Tahukah Anda? Sekitar 1 dari 3 orang dewasa di Indonesia menderita Darah Tinggi (Hipertensi), namun sebagian besar bahkan tidak menyadarinya. Inilah mengapa penyakit ini dijuluki sebagai "The Silent Killer" atau Pembunuh Senyap.
Hipertensi adalah kondisi medis kronis di mana tekanan darah di arteri meningkat secara persisten. Jika dibiarkan tanpa pengobatan, ini adalah penyebab utama stroke, serangan jantung, dan gagal ginjal. Meski sering tanpa gejala, tubuh sebenarnya memberikan sinyal-sinyal halus yang tidak boleh Anda abaikan.

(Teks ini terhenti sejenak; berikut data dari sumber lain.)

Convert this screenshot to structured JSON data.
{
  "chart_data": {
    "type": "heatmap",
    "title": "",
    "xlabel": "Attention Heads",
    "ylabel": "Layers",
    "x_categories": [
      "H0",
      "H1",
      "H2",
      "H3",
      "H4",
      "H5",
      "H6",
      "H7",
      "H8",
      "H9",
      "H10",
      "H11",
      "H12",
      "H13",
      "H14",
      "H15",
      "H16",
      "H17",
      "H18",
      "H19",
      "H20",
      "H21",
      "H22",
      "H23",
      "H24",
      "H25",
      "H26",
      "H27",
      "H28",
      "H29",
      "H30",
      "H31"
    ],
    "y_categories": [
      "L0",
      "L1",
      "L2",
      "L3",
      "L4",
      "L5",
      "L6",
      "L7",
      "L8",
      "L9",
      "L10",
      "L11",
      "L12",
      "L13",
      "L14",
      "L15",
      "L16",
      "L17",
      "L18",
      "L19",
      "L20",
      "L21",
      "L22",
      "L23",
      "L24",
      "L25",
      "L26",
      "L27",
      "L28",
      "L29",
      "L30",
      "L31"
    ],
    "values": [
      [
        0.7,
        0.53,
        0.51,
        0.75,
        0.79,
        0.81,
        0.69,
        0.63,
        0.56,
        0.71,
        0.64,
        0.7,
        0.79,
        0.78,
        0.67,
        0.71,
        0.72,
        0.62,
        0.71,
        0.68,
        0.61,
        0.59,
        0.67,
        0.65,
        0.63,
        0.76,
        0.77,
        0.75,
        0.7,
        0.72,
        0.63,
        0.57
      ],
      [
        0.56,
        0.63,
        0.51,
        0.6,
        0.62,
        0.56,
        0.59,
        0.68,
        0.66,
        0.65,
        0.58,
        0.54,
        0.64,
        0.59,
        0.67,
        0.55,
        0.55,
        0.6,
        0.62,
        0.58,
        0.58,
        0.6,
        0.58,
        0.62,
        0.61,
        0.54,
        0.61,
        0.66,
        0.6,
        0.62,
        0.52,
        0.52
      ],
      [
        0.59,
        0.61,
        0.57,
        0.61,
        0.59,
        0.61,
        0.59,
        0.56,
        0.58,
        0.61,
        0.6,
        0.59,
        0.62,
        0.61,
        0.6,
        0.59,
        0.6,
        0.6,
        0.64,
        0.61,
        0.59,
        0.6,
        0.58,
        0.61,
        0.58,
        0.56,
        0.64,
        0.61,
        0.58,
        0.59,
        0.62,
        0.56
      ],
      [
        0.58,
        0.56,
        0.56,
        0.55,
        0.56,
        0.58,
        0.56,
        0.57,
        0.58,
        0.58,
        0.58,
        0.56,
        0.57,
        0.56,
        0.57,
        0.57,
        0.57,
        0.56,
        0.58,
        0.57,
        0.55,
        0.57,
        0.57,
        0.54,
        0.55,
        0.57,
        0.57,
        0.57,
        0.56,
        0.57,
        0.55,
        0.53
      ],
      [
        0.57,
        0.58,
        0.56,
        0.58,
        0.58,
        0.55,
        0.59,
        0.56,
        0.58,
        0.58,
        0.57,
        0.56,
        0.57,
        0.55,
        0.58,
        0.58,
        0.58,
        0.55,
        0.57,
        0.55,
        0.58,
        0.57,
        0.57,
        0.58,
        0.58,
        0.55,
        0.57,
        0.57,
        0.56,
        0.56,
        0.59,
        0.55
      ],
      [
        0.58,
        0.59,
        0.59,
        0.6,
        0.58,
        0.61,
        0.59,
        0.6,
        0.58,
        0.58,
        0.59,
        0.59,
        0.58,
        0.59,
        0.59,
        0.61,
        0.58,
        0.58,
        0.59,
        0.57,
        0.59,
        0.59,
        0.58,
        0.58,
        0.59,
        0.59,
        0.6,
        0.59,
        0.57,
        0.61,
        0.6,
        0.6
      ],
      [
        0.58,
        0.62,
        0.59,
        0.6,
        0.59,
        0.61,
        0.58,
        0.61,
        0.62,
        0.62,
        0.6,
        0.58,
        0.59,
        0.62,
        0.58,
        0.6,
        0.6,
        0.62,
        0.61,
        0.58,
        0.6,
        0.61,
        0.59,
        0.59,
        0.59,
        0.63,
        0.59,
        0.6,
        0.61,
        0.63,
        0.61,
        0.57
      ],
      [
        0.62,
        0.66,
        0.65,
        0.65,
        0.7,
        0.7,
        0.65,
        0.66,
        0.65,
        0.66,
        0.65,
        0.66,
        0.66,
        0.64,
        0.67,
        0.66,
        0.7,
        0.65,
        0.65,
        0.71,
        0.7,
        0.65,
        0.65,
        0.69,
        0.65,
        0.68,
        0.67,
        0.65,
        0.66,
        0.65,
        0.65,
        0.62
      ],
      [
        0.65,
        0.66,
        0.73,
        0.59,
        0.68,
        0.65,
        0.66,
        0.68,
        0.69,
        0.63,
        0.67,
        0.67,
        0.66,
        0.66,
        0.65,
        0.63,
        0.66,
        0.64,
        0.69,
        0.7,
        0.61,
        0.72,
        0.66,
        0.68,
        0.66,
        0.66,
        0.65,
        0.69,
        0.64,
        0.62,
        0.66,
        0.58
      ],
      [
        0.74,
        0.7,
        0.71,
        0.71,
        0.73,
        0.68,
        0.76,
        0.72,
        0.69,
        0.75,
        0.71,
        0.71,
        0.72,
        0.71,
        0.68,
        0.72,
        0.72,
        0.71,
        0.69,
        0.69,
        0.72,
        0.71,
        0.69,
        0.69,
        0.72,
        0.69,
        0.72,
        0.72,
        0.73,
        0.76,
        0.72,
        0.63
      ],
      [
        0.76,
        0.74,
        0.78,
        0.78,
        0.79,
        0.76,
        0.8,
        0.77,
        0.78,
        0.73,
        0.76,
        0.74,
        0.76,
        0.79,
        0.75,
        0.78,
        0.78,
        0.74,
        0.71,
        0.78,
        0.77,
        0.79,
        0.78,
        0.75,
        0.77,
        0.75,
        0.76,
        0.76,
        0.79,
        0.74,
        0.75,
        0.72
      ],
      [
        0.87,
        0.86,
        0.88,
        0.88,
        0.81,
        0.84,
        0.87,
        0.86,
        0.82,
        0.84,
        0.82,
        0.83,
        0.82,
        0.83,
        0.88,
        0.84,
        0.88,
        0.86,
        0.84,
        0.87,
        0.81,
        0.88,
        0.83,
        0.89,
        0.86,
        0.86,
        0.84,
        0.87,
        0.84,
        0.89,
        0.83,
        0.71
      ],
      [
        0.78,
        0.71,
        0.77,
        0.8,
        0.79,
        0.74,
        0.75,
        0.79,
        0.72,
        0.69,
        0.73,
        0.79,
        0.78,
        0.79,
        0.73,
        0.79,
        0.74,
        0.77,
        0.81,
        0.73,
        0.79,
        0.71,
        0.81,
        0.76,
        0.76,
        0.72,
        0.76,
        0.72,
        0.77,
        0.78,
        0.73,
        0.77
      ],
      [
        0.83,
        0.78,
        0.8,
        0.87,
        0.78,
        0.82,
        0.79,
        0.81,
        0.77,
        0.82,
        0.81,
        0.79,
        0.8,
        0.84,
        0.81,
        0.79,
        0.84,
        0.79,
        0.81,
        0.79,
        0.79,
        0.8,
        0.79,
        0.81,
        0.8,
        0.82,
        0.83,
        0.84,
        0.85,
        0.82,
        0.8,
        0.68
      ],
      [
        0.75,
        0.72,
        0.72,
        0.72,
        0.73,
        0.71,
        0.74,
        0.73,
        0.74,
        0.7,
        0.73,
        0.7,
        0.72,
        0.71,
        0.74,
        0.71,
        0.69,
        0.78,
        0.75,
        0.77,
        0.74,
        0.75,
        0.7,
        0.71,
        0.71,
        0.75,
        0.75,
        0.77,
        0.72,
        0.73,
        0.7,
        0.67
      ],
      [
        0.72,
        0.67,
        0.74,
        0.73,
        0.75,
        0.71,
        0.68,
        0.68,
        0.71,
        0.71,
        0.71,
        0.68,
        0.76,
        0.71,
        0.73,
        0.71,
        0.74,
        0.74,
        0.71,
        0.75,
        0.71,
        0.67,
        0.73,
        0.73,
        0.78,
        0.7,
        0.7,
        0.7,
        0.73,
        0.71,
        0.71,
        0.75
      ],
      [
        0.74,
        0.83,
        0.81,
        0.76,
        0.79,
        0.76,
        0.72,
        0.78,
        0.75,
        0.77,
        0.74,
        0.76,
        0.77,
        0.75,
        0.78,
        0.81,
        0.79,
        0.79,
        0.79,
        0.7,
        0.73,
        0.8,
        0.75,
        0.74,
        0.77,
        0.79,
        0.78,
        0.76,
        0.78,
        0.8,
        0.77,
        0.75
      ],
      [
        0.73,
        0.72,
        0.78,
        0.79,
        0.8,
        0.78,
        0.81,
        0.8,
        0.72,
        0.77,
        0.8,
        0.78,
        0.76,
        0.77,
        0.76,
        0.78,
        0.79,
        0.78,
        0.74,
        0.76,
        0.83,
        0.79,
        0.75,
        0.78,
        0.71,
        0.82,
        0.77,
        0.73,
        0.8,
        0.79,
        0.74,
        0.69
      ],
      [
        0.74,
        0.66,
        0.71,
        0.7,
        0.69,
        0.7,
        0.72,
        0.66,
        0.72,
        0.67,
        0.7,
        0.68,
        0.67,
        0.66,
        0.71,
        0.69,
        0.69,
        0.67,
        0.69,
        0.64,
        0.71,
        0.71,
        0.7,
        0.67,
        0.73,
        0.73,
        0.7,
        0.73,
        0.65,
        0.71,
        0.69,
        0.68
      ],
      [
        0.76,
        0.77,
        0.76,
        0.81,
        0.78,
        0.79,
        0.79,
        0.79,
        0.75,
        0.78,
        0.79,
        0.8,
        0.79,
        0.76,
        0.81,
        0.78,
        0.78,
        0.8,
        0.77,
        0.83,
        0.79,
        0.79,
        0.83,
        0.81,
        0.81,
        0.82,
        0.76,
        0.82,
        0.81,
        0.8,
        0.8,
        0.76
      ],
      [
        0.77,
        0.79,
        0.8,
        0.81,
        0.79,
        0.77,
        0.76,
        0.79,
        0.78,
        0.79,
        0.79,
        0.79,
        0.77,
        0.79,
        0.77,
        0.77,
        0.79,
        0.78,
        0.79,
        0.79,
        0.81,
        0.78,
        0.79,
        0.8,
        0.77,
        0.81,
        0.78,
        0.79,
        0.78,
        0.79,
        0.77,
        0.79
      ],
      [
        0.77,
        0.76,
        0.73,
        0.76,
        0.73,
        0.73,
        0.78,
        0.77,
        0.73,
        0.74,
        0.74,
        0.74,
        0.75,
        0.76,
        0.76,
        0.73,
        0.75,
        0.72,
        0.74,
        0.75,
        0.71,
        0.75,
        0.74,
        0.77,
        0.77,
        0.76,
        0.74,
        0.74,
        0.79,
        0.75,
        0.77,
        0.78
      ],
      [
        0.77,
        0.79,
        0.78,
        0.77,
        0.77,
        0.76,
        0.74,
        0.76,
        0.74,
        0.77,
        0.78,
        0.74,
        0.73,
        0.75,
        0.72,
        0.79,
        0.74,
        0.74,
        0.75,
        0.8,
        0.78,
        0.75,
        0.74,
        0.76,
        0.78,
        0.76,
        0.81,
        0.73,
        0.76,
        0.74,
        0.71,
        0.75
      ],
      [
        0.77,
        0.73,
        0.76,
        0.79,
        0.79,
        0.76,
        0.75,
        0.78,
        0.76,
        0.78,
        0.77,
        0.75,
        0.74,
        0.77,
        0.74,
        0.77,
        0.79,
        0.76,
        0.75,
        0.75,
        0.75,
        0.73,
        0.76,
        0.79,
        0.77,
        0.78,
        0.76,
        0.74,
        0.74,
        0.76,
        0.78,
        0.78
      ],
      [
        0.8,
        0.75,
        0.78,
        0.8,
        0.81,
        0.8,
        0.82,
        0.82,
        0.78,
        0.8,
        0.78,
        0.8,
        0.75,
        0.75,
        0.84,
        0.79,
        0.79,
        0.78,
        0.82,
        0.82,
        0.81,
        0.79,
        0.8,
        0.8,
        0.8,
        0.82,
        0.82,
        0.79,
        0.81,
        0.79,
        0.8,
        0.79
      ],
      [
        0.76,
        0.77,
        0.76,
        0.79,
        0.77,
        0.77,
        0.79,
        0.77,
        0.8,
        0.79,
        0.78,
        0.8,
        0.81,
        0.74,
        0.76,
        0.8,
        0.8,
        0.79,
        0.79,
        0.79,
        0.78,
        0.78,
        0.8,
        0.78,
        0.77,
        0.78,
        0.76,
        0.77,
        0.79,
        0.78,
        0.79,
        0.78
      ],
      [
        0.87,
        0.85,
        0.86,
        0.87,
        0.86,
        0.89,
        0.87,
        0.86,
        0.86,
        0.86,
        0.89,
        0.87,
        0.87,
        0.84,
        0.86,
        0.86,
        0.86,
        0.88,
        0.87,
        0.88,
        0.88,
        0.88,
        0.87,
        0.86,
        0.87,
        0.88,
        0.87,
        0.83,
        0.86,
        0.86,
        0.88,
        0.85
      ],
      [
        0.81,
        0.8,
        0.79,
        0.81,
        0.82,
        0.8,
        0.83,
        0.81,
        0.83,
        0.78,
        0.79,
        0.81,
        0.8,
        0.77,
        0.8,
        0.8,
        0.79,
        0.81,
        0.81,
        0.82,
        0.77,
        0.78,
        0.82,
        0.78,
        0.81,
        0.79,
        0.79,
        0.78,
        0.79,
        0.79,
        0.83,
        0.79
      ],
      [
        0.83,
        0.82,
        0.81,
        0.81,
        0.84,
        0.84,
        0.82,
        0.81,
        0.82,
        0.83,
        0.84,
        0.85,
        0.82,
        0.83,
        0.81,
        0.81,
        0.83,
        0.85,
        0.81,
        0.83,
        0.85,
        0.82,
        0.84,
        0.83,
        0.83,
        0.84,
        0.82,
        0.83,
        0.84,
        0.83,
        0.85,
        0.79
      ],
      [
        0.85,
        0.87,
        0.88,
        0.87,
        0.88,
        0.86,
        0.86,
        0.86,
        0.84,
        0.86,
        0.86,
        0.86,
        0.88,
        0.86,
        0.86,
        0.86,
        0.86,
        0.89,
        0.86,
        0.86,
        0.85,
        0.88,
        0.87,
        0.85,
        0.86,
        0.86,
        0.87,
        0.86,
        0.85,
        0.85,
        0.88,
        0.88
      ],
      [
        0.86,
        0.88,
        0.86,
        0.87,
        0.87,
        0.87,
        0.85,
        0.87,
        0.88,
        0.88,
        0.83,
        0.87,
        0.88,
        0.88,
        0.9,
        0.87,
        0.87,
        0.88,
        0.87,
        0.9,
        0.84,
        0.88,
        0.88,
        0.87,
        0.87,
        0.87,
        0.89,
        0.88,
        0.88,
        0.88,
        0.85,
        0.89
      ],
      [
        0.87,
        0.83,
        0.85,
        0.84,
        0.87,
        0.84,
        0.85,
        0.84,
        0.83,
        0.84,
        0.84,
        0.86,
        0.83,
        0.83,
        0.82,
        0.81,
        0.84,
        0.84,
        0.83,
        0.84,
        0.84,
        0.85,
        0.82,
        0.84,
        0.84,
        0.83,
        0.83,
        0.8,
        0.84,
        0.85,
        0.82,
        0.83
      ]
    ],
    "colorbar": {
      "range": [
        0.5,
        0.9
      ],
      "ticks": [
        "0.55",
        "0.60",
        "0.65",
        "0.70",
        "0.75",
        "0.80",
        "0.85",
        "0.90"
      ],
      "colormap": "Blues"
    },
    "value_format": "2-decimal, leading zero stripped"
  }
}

Ciri-Ciri Utama Darah Tinggi
Meskipun sering kali tanpa keluhan, waspadalah jika Anda sering merasakan gejala-gejala berikut, terutama saat kelelahan atau stres:
1. Sakit Kepala & Leher Kaku
Ini adalah keluhan paling klasik. Sakit kepala akibat hipertensi biasanya terasa seperti:
- Berdenyut kuat di bagian belakang kepala (tengkuk).
- Leher belakang terasa berat/kaku.
- Sering muncul di pagi hari saat bangun tidur.
2. Gangguan Penglihatan
Penglihatan tiba-tiba menjadi kabur atau berkunang-kunang. Ini tanda tekanan darah tinggi mulai memengaruhi pembuluh darah di retina mata (Retinopati Hipertensi).
3. Jantung Berdebar & Sesak Napas
Anda merasa mudah lelah meski hanya beraktivitas ringan. Jantung berdetak lebih cepat atau tidak beraturan (palpitasi) dan napas terasa pendek. Ini tanda jantung bekerja ekstra keras memompa darah melawan tekanan tinggi.
4. Telinga Berdenging (Tinnitus)
Mendengar suara mendengung atau berdesing yang tidak berasal dari luar. Ini terjadi karena aliran darah yang turbulen melewati pembuluh darah di dekat telinga.
Berapa Angka Tensi yang Berbahaya?
Satu-satunya cara pasti mengetahui hipertensi adalah dengan mengukurnya menggunakan tensimeter. Jangan hanya mengandalkan perasaan.
| Kategori | Sistolik (Atas) | Diastolik (Bawah) |
|---|---|---|
| Normal | Kurang dari 120 | Kurang dari 80 |
| Pra-Hipertensi | 120 – 139 | 80 – 89 |
| Hipertensi Tahap 1 | 140 – 159 | 90 – 99 |
| Hipertensi Tahap 2 | 160 atau lebih | 100 atau lebih |
Cara Mengatasi dan Mencegah
Jika tensi Anda tinggi, jangan panik tapi segera bertindak:
- Kurangi Garam: Batasi konsumsi garam maksimal 1 sendok teh per hari. Hindari makanan kaleng, mie instan, dan asin-asinan.
- Jaga Berat Badan: Obesitas meningkatkan risiko hipertensi berkali-kali lipat. Lakukan diet sehat rendah kalori.
- Rutin Cek Tensi: Miliki alat tensi digital di rumah atau rutin ke puskesmas minimal sebulan sekali.
- Minum Obat Teratur: Jika dokter sudah merepsepkan obat (Amlodipine, Captopril, dll), minum seumur hidup atau sesuai anjuran. Jangan setop sendiri meski merasa "sudah sembuh".
Kesimpulan
Hipertensi bukanlah akhir dunia, tapi peringatan dini agar Anda segera mengubah gaya hidup. Ingat, stroke tidak datang tiba-tiba, ia adalah akumulasi dari tekanan darah tinggi yang diabaikan bertahun-tahun. Sayangi jantung dan otak Anda mulai hari ini.